David wasn’t allowed by God to build the temple but that didn’t mean he couldn’t still play a part in it. David couldn’t build the temple he wanted to build, but he did the next best thing, maybe even a better thing. David poured all his time and attention for the remainder of his life to making sure that his son was a success, to making sure that he would have everything he needed when it was time for him to follow God’s path.

I think there is a lesson in here for us.  Maybe our goal shouldn’t be making a name for ourselves.  Maybe it shouldn’t be to see how big we can make our bank accounts, or to accumulate real estate, or cars, or the best furniture and clothes.
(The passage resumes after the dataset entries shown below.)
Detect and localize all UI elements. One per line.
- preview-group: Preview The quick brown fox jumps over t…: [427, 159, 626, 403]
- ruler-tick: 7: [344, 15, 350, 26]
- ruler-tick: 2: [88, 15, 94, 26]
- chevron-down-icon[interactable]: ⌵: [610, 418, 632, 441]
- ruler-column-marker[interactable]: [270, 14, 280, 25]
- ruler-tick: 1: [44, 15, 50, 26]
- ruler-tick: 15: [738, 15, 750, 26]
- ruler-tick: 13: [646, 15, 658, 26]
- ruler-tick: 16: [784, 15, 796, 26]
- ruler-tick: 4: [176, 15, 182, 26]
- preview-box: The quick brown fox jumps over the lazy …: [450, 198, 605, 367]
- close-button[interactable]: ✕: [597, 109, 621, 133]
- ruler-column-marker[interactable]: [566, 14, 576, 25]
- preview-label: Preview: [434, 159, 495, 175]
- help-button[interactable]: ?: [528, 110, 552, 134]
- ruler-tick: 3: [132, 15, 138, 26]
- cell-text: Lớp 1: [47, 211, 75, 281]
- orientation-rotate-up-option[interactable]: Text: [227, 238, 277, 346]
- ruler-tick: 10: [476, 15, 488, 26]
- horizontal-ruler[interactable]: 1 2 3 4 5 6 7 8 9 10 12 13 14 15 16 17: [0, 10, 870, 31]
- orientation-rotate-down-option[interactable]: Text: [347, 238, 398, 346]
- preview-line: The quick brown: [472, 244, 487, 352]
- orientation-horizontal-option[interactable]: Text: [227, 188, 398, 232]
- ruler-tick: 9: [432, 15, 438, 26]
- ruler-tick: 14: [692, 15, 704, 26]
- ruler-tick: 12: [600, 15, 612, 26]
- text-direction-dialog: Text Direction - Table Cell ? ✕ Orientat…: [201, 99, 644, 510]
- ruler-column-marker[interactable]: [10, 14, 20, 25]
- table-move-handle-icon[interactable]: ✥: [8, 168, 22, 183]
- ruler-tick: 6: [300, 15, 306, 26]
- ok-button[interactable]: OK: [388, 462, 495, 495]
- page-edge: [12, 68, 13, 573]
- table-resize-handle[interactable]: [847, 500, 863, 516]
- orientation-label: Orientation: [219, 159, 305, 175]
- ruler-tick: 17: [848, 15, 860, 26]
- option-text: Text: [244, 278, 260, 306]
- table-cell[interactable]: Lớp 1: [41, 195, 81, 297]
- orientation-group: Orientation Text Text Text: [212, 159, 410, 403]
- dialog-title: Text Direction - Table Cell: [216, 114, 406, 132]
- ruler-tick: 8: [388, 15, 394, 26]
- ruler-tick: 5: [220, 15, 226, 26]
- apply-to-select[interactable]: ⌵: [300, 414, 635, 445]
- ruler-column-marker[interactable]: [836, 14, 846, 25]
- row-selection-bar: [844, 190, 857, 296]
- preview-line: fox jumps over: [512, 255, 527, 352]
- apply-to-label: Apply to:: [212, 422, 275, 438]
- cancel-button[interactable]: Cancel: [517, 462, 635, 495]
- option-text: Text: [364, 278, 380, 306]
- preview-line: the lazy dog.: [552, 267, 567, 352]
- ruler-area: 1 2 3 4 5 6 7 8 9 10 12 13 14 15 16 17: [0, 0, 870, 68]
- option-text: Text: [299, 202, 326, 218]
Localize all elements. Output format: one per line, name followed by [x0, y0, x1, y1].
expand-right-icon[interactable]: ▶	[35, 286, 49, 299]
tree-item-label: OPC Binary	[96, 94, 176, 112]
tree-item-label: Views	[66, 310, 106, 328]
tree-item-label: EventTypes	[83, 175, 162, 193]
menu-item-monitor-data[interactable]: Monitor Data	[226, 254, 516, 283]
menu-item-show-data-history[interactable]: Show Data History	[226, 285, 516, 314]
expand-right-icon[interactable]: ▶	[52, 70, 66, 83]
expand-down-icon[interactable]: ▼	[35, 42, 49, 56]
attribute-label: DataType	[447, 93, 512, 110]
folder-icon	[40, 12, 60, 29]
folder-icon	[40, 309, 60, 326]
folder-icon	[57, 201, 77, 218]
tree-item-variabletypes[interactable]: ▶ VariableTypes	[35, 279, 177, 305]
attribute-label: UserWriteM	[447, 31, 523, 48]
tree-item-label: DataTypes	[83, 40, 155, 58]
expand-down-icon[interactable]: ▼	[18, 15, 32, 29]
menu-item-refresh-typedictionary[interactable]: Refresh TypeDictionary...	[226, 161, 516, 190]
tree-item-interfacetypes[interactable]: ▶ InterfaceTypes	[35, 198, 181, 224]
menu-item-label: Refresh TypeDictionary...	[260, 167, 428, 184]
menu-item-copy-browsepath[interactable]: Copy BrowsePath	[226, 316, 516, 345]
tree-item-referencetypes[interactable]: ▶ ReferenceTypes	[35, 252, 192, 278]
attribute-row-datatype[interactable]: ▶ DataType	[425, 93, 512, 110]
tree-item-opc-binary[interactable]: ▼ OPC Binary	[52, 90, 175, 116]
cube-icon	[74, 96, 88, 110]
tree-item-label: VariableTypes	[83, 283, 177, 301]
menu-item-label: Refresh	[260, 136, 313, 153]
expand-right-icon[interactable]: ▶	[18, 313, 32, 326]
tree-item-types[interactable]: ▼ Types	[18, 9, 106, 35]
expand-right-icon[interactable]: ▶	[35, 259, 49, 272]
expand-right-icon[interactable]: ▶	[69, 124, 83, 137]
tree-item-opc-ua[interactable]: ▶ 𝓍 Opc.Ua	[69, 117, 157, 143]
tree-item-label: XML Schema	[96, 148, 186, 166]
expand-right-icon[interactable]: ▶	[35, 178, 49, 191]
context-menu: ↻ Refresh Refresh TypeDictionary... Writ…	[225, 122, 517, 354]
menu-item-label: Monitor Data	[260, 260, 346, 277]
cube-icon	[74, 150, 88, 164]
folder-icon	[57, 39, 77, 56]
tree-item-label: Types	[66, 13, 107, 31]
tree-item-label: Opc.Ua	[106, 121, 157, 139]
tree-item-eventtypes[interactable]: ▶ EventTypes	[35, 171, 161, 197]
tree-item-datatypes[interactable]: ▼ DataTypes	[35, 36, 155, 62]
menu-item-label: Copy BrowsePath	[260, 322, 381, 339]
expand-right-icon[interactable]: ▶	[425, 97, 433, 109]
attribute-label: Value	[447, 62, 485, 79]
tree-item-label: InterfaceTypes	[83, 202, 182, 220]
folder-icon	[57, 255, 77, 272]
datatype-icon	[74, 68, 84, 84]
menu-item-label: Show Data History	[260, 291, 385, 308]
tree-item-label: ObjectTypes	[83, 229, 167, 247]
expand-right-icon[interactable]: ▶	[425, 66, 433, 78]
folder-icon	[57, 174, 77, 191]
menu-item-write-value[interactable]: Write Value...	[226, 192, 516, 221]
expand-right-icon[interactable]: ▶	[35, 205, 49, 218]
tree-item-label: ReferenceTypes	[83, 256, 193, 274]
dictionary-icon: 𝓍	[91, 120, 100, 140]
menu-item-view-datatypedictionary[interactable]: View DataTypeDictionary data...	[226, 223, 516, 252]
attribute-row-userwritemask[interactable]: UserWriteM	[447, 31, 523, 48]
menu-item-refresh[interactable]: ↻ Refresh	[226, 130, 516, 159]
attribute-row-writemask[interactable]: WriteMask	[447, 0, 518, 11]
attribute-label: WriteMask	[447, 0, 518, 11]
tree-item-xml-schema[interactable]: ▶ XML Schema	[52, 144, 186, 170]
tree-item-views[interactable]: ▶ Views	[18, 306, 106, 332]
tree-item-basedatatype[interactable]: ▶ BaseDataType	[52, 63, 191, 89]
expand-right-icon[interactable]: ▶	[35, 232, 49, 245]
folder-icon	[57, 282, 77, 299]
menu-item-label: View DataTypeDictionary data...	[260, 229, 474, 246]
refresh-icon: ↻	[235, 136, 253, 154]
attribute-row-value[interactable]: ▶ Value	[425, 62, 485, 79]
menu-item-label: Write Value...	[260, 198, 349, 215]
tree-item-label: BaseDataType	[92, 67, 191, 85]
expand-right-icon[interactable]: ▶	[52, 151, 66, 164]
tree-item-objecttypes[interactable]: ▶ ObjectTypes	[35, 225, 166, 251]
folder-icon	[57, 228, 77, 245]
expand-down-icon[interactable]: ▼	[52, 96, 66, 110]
Maybe our goal should be to use our resources to set up the future generation for success.  And there are all kinds of ways we can do that:

  • Pray for our kids
  • Raise them in the church
  • Care for the kids in your neighborhood
  • Teach Sunday school
  • Volunteer in our youth ministry
  • Mentor a young prodigy at your work

Break the Cycle

I’ve said this many times before but it bears repeating.  I know some of you come from a rough family background.  Your parents were distant or abusive or addicted.  If all you do is to shift that environment and break that legacy of abuse then you are a success.  If all you do is trade dysfunction for function you are a success.  You don’t have to do anything else with your life.  Your life will have been a success.

It starts with an attitude shift.  Rather than focusing on you and making a name for yourself and pointing people to you and your accomplishments, focus on that next generation.  They may be the ones that live out your dream.

Look, you can try to make a name for yourself through buildings with your name on it or pictures that the world recognizes or a car that bears your name, but if that’s the focus of your life you may miss a real legacy.  Legacies are made through people, not things.  Let me end with this simple question.  How are you building your legacy?